Swash is built on a protocol, or framework, created by the Data Union DAO. Six other data unions are using the same infrastructure. Though Swash and other members would need to agree to sell their data, the DAO is currently pitching itself to data marketplaces like Amazon’s AWS marketplace and Snowflake, where the data can be bought and sold—just like how advertisers buy from data brokers like LiveRamp, explained Marlene Ronstedt, a co-founder of the Data DAO.

Though individual data dividends may be insignificant, if stacked, they could add up to fatter checks. So, someone already selling their data to Swash could also join Dimo, a Web3 project that collects and sells vehicle data from consenting drivers.

“Our assumption is that there’s going to be sort of like a cross-pollination,” Ronstedt said.

“Lipstick on a pig”

Brave, an internet-browsing tool that strips sites from advertisers and blocks trackers, has been paying out cryptocurrency since as early as 2016, first paying users in Bitcoin, then in its own token called the Basic Attention Token.

It pays users for opting in to Brave’s own advertising, with users getting up to five dollars a month, said Luke Mulks, VP of business operations at Brave. He declined to say how much advertising revenue the Brave browser has generated but said that Brave has minted around 10 million crypto wallets, which hold the currency.

Mulks was adamant that Brave isn’t creating a data union, which he called “lipstick on a pig.”

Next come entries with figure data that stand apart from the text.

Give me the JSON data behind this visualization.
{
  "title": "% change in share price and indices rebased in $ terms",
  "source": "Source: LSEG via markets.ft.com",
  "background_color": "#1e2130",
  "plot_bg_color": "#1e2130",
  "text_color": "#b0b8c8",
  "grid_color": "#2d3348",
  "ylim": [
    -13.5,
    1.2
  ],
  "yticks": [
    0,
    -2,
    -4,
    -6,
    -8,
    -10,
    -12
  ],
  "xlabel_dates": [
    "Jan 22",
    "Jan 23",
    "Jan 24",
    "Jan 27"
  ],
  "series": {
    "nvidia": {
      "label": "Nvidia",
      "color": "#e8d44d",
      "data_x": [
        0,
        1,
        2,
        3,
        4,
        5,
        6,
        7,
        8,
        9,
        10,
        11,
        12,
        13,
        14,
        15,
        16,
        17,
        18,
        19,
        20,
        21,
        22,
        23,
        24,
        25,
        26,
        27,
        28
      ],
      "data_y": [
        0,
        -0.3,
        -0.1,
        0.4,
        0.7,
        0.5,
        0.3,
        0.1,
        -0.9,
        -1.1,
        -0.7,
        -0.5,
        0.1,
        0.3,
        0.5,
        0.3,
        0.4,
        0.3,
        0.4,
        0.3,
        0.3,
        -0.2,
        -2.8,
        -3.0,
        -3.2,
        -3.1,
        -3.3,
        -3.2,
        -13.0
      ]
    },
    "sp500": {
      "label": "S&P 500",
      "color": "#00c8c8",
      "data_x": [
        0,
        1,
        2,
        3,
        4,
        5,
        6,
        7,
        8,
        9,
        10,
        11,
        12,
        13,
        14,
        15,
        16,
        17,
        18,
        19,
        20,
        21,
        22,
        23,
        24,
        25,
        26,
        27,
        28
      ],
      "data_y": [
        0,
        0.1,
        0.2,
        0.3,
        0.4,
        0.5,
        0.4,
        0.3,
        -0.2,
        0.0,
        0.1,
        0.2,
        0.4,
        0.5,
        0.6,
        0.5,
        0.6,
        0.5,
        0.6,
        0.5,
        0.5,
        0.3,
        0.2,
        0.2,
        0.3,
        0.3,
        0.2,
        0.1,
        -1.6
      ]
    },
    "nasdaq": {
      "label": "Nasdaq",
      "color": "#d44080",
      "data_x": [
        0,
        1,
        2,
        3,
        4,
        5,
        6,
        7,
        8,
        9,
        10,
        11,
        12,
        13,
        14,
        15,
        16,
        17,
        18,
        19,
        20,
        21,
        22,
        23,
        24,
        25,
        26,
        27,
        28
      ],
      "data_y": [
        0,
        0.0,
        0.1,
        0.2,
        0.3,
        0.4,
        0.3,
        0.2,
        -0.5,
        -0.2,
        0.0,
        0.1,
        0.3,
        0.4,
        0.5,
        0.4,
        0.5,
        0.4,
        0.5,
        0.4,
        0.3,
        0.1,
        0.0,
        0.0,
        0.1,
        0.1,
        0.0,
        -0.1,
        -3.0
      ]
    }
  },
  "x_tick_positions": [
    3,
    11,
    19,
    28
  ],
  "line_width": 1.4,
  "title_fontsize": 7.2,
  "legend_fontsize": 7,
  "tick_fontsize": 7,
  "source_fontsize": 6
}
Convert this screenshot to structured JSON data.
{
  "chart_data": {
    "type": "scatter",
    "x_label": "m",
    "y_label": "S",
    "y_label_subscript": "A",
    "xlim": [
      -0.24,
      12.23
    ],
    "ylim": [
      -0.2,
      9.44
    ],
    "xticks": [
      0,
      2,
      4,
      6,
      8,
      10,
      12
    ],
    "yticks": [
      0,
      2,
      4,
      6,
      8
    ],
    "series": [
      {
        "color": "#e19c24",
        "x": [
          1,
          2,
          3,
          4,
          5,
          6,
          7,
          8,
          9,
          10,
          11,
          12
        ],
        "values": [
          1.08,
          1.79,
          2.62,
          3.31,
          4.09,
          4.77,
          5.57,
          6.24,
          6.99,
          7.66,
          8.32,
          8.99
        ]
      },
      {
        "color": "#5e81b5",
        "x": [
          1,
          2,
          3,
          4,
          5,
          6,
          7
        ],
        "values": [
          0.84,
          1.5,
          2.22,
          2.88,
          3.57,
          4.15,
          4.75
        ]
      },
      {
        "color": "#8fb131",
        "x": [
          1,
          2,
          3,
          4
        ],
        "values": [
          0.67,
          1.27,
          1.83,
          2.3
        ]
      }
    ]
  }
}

“The core of the problem is that it shouldn't require all this user information to show you an ad,” he said. “People are starting to recognize that users have value in this scenario. But, I still think you’re kind of approaching the problem in a way that doesn’t really get to the root of the problem.”

Still, many of the payment principals are the same—exchanging audiences for cryptocurrency.

The concept of paying people for their data has its detractors, though. The Electronic Frontier Foundation, a digital rights nonprofit, “strongly opposes data dividends and policies that lay the groundwork for people to think of the monetary value of their data rather than view it as a fundamental right.” Instead of worrying about payments, consumers should be concerned about the fact that their data is collected in the first place, the argument goes.

If an infrastructural shift is around the corner, one without as many third-party identifiers, advertisers should be paying attention to data unions, said Younger. “If I'm The Trade Desk, or if I'm Unilever….If I’m forward-thinking, I need to keep my eye on what the next infrastructure change is going to be.”